Quelles sont les premières mesures ?
La plus novatrice consiste à accorder un prêt sans intérêt à l’achat d’une première œuvre. Elle s’inspire du succès d’un programme lancé en 2004 au Royaume-Uni. Néanmoins, l’Etat n’apportera aucune aide. Ce serait aux banques de jouer les mécènes. Corollaire : alors qu’en Grande Bretagne ces prêts ne vont qu’à des œuvres de faible valeur (moins de 3 000 euros), le plafond serait plus élevé, ouvrant aux banquiers une clientèle plus intéressante… Mais aucune démarche ne semble avoir été faite pour sonder leur enthousiasme. Le gouvernement s’est aussi engagé à ouvrir le mécénat, très en retard par rapport à celui pratiqué par les Allemands, les Britanniques ou les Américains. Il prévoit d’ouvrir aux professions libérales en entreprises individuelles le dispositif permettant de déduire l’achat d’œuvres d’artistes vivants du bénéfice imposable. Le plafond, peu attractif (0,5 % du chiffre d’affaires), sera relevé. Avec l’application de la directive européenne sur les services, la France va aussi alléger les contraintes pesant sur les sociétés de ventes aux enchères. Elles pourront proposer à leurs clients un minimum financier garanti avant une vente, ou céder des œuvres de gré à gré. Des procédés utilisés ailleurs, mais interdits à Paris. De plus, sans pour autant annoncer de mesures concrètes la ministre s’est dite favorable à une extension du mécénat d’entreprise aux particuliers, pour les dons aux musées de «trésors nationaux». Elle a promis de négocier avec Bruxelles les taxes et charges pesant sur le marché français, avec comme objectif une harmonisation avec Londres.
Le début d’une reprise ?
La proposition la plus radicale un temps envisagée visait à permettre le paiement de l’impôt sur le revenu en œuvres d’art, système à l’américaine rejeté par le Budget. La marge de manœuvre de la ministre est faible : étau budgétaire, pesanteur des systèmes, contrainte européenne. De plus, pour obtenir une vraie relance, il faut un marché financier favorable, comme aux Etats-Unis, ou en Chine, devenu second marché d’art contemporain au monde.
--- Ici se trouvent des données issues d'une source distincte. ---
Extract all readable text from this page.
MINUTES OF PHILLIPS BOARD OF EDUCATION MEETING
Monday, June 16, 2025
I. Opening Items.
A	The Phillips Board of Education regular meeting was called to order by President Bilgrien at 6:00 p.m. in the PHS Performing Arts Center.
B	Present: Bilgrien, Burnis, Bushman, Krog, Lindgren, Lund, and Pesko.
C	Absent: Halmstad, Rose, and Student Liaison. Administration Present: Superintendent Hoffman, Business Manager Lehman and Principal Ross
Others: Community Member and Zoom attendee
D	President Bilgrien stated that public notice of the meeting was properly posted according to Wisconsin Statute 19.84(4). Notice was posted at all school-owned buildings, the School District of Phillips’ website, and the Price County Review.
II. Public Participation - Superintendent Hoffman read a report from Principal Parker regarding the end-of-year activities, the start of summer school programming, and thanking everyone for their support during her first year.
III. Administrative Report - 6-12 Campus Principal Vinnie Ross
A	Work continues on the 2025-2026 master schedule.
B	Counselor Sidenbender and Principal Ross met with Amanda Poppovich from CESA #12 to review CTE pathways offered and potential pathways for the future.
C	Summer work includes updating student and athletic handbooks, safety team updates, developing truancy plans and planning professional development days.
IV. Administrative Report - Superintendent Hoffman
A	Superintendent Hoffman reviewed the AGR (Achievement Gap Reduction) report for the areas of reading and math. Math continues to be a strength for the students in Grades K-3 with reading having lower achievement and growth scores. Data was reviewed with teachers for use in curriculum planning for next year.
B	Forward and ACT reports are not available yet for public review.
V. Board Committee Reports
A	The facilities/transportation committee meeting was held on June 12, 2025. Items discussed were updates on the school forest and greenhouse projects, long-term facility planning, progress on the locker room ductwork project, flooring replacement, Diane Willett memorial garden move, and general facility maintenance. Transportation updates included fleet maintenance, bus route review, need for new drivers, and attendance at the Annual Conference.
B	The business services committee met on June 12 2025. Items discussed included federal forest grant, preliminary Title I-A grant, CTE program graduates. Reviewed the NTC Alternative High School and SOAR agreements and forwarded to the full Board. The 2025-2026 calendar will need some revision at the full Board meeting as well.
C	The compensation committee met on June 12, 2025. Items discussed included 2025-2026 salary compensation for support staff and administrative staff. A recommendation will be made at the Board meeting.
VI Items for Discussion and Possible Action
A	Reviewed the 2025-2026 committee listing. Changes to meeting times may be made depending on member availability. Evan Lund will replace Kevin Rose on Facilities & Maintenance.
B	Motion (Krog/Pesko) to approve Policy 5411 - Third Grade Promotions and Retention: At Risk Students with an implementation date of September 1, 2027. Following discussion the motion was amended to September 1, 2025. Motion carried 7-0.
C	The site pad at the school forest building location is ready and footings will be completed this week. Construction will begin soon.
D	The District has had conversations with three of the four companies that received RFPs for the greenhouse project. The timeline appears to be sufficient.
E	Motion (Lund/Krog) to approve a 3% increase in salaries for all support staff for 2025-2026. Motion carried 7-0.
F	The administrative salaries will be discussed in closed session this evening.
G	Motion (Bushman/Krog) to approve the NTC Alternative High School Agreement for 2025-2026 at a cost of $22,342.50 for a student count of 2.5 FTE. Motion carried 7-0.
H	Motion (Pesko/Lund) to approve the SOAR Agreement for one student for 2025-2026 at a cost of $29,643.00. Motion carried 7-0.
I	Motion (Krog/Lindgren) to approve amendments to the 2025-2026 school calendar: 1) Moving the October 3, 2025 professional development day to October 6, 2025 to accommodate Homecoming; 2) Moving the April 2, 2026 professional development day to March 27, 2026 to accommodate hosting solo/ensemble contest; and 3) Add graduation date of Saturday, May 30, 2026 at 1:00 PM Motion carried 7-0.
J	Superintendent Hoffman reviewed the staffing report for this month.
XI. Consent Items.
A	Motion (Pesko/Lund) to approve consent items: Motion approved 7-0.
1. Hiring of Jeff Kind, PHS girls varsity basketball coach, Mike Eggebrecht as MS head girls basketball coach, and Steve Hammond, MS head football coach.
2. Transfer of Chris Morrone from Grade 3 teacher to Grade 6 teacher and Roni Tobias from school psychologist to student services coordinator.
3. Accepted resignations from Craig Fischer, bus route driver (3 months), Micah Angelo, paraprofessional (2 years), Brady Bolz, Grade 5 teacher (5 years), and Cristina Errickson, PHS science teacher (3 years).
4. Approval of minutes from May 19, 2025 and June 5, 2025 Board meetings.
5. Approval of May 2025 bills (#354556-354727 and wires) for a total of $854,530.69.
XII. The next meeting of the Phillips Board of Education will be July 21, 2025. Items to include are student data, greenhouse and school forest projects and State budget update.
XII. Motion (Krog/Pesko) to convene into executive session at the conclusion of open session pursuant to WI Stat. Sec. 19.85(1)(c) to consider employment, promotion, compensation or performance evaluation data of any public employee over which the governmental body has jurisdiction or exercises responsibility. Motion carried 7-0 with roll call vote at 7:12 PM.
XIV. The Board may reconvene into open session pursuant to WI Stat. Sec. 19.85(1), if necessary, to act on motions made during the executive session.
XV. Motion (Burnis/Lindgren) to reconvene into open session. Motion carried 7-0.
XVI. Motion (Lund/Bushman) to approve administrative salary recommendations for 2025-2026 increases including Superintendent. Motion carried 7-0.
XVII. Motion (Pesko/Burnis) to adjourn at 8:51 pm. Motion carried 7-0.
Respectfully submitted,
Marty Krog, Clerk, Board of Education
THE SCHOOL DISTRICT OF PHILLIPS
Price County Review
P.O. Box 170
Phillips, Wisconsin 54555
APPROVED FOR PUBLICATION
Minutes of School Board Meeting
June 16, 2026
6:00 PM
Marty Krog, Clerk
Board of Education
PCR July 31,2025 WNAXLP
D’autre part, si ces ouvertures sont accueillies avec enthousiasme par les grandes sociétés d’enchères, elles ont tout de suite fait l’objet d’une protestation du Syndicat des antiquaires, qui s’inquiète de voir le poids de ces grands groupes se renforcer.
Le marché français s’est-il effondré ?
Il a progressé de 13 % en 2006. Mais le marché mondial a fait un bond de 36 %. En quatre semaines de ventes à New York, il s’échange plus, en valeur, d’œuvres d’art qu’à Paris dans toute l’année.
Quel est l’enjeu ?
L’art, une affaire de riches ? Pas seulement. Ce secteur représente 50 000 emplois directs, et attire des revenus fiscaux, touristiques et en image non négligeables. Les artistes (38 000 cotisants) ont besoin d’un marché. Et, au bout du compte, les musées peuvent espérer récupérer les collections…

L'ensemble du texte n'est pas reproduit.